The nine years that I spent living in the Midwest taught me to love the fall—the beauty of the changing colors, the crispness of the morning air, the promise of time slowing down with family during the holidays.

In just a week Thanksgiving will be upon us. Many of us don’t live in places with fall colors or crisp morning air. Some of us do not enjoy the luxury of time slowing down with family. For others the holiday season will be marked with grief or sadness, perhaps the first spent without a particular family member or loved one. It is not always easy to give thanks.

In the book Life Together, Dietrich Bonhoeffer writes, “We pray for the big things and forget to give thanks for the ordinary, small (and yet really not small) gifts. How can God entrust great things to one who will not thankfully receive from Him the little things?”

I wonder how many times I have missed the beauty of ordinary, small gifts because I never slowed down. I was too busy working or praying or worrying about the big things. As we approach the Thanksgiving holiday I am reminded of Jesus’ words in Matthew 6 for us to not be anxious and not to seek after things that hold little significance. The chapter ends with Jesus calling his followers to “seek first the kingdom of God and his righteousness” and if we do, he promises “all these things will be added to you.”

I hope that you and your family will take the time to slow down during this Thanksgiving season. I hope that God will see fit to entrust great things to our families because we also thankfully receive from him the little things.

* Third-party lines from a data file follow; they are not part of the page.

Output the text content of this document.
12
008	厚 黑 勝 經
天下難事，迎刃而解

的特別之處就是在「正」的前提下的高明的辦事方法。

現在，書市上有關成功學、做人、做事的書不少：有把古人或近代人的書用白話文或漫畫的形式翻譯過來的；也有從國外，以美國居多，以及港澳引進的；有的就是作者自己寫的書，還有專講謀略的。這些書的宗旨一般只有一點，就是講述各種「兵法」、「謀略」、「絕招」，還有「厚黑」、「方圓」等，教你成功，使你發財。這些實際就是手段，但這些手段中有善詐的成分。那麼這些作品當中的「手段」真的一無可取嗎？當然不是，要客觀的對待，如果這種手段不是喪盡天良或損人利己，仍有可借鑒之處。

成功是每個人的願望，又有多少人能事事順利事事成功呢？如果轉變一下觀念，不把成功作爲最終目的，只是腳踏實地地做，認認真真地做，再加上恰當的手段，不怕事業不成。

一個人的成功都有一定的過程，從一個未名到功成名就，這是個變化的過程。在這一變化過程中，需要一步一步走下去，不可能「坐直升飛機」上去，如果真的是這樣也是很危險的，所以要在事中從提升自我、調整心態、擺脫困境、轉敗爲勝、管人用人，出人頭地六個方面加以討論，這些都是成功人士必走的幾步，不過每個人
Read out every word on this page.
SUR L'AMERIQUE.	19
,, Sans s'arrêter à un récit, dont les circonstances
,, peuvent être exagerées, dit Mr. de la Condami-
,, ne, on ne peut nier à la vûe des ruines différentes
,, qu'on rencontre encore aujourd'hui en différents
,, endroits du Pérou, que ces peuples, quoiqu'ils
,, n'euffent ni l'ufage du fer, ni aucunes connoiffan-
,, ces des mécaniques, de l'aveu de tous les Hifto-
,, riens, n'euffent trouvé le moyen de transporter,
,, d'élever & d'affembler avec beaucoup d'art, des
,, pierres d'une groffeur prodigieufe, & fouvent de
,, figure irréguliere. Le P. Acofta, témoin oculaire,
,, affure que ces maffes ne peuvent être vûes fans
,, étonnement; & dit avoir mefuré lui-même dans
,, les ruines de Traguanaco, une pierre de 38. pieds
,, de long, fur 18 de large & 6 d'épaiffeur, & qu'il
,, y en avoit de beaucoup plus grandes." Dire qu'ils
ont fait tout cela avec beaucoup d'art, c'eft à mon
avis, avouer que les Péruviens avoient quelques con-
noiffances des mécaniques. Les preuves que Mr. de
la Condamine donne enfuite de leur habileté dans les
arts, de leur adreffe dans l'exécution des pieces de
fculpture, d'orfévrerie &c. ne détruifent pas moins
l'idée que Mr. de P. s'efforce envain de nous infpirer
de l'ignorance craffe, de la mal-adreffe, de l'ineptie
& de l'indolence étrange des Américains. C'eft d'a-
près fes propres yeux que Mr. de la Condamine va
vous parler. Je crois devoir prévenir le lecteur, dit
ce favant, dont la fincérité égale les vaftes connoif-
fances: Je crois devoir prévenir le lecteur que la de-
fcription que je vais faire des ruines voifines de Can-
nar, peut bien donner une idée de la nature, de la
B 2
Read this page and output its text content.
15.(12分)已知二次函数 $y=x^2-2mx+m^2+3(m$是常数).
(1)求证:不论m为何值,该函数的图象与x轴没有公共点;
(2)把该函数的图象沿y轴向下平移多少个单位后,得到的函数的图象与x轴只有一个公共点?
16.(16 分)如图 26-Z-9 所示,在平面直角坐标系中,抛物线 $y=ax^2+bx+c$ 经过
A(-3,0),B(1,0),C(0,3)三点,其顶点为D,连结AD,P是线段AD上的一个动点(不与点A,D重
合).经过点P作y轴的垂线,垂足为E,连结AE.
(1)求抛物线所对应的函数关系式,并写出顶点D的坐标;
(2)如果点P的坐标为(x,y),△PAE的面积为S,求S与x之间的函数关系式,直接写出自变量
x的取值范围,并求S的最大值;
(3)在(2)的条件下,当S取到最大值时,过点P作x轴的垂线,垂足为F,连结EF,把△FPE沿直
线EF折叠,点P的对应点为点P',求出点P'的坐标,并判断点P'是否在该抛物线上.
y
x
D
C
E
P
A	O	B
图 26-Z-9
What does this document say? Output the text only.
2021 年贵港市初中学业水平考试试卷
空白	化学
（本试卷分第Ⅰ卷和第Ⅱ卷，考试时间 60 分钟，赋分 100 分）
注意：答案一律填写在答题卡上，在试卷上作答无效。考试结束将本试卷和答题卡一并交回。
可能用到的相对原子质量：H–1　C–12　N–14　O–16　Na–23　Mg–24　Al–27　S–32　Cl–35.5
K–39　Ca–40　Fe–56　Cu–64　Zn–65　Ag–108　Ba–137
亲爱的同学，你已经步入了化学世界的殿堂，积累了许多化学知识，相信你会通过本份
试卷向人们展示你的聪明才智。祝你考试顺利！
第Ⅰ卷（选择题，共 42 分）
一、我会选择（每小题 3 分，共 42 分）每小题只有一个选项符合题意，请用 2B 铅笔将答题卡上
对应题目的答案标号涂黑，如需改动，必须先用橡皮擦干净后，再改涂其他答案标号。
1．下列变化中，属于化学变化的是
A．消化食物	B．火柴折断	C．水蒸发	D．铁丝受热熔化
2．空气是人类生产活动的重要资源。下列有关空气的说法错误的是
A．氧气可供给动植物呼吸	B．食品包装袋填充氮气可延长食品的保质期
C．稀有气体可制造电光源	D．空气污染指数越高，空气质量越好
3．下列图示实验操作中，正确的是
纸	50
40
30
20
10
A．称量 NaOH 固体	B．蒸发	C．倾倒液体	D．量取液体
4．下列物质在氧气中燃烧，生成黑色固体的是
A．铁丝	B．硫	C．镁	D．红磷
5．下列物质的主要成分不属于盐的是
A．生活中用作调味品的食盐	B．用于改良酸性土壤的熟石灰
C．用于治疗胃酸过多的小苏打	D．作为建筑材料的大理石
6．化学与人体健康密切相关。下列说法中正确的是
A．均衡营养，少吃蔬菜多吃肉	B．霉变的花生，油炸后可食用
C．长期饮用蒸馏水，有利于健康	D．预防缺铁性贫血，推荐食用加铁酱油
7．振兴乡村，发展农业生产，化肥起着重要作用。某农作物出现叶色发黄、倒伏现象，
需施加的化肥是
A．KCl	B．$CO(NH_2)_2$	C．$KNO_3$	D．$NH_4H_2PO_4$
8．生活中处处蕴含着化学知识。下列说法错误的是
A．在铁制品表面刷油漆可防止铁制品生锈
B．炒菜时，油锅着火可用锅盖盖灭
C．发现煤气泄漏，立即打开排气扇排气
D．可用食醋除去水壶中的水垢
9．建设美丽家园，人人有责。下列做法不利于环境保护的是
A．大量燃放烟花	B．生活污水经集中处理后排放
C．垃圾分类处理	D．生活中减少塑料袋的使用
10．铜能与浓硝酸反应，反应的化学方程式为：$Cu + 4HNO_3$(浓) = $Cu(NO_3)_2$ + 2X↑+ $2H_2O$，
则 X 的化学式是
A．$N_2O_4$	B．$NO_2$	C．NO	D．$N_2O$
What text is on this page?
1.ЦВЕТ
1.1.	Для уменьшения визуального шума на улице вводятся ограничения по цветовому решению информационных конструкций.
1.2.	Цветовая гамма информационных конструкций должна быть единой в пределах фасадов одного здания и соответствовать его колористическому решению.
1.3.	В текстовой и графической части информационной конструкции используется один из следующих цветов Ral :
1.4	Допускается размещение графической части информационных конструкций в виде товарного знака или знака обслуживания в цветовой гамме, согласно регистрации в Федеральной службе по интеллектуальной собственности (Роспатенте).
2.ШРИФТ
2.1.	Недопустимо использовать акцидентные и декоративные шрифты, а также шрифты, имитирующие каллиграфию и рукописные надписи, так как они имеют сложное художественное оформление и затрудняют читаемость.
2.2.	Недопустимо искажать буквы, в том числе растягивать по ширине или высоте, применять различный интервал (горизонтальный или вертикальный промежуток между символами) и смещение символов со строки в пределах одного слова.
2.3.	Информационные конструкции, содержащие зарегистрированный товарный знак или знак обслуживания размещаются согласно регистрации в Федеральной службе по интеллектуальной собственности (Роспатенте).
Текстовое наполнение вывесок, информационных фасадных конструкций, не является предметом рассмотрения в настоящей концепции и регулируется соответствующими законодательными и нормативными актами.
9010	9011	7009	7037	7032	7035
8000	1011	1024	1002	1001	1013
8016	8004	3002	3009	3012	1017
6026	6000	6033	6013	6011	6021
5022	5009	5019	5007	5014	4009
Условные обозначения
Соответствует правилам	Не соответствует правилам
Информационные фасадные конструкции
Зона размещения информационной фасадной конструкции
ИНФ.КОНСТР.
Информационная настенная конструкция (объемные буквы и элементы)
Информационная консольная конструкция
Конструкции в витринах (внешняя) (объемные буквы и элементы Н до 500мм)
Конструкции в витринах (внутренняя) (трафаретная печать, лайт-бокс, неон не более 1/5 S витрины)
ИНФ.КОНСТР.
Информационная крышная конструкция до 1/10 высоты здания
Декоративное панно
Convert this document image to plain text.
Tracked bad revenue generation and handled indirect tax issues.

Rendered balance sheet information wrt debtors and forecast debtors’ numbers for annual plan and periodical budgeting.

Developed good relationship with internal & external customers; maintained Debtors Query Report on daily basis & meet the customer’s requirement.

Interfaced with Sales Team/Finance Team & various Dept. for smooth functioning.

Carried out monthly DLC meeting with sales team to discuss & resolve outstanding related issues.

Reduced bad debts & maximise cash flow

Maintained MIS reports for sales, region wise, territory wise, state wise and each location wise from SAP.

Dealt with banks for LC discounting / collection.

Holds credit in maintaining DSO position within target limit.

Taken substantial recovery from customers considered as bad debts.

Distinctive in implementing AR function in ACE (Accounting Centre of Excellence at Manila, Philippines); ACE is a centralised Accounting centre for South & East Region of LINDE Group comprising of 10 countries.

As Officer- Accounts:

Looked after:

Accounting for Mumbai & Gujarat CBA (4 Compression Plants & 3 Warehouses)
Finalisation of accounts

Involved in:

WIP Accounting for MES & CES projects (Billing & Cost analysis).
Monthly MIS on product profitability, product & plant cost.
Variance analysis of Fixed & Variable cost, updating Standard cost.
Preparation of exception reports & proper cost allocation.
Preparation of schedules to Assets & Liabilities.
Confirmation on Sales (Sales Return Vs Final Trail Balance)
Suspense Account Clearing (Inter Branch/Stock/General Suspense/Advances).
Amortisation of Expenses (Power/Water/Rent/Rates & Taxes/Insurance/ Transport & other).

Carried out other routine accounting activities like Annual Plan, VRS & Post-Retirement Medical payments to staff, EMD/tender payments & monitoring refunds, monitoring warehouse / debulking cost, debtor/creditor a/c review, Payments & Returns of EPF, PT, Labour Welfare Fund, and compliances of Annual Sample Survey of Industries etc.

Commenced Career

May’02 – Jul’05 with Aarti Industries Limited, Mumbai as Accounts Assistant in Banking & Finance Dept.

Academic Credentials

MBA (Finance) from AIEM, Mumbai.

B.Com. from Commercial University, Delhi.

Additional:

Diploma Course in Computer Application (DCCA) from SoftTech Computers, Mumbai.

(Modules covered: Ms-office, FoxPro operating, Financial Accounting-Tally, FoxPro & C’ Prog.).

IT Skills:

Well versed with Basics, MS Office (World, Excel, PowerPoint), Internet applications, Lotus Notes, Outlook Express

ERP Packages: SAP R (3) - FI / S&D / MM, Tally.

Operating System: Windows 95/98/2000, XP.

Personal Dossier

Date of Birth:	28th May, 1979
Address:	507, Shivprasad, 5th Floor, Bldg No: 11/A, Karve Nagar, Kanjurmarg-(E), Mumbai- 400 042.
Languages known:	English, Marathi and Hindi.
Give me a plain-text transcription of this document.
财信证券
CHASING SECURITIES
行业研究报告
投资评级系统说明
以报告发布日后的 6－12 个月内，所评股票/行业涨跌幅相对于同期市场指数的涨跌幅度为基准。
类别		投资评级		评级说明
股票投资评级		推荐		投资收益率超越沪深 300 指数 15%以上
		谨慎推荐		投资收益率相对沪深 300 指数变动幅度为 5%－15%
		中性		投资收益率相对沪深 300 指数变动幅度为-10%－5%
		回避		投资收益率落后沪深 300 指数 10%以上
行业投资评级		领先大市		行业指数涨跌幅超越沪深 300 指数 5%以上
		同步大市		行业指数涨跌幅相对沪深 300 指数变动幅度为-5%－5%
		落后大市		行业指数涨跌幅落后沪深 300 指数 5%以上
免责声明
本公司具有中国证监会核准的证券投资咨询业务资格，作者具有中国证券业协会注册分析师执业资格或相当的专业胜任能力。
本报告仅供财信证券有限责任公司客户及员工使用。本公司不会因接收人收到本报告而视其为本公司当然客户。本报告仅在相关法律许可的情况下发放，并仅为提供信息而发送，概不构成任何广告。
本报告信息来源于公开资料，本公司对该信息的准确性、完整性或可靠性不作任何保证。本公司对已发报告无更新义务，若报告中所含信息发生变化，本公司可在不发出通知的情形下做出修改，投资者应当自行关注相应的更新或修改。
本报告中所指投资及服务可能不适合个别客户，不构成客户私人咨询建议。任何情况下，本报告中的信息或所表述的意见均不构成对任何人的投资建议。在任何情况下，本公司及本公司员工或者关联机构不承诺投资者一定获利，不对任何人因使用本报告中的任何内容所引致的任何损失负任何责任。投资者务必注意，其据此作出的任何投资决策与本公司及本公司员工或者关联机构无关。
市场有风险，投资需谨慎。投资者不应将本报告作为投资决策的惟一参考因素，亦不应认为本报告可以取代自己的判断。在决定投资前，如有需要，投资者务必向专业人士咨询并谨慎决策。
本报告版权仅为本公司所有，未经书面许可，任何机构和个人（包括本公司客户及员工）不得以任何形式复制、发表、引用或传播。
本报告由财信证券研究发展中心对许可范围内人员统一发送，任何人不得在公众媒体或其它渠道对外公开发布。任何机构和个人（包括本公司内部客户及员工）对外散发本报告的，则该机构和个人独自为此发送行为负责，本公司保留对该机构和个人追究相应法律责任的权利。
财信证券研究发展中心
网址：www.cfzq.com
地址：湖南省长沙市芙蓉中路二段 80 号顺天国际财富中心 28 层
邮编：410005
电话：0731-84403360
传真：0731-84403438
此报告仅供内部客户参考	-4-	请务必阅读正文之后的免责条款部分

Here are some thought provoking questions regarding thankfulness to think about as a family (taken from Living into Community by Christine D. Pohl):

  • What rituals or rhythms of gratitude could your family establish that would keep you mindful of the importance of gratitude?
  • How can you work within your family to create a culture of noticing what is good in everyday life (the little things to be thankful for)?
  • What are you doing, as a family, that you could build on to deepen the practice of gratitude?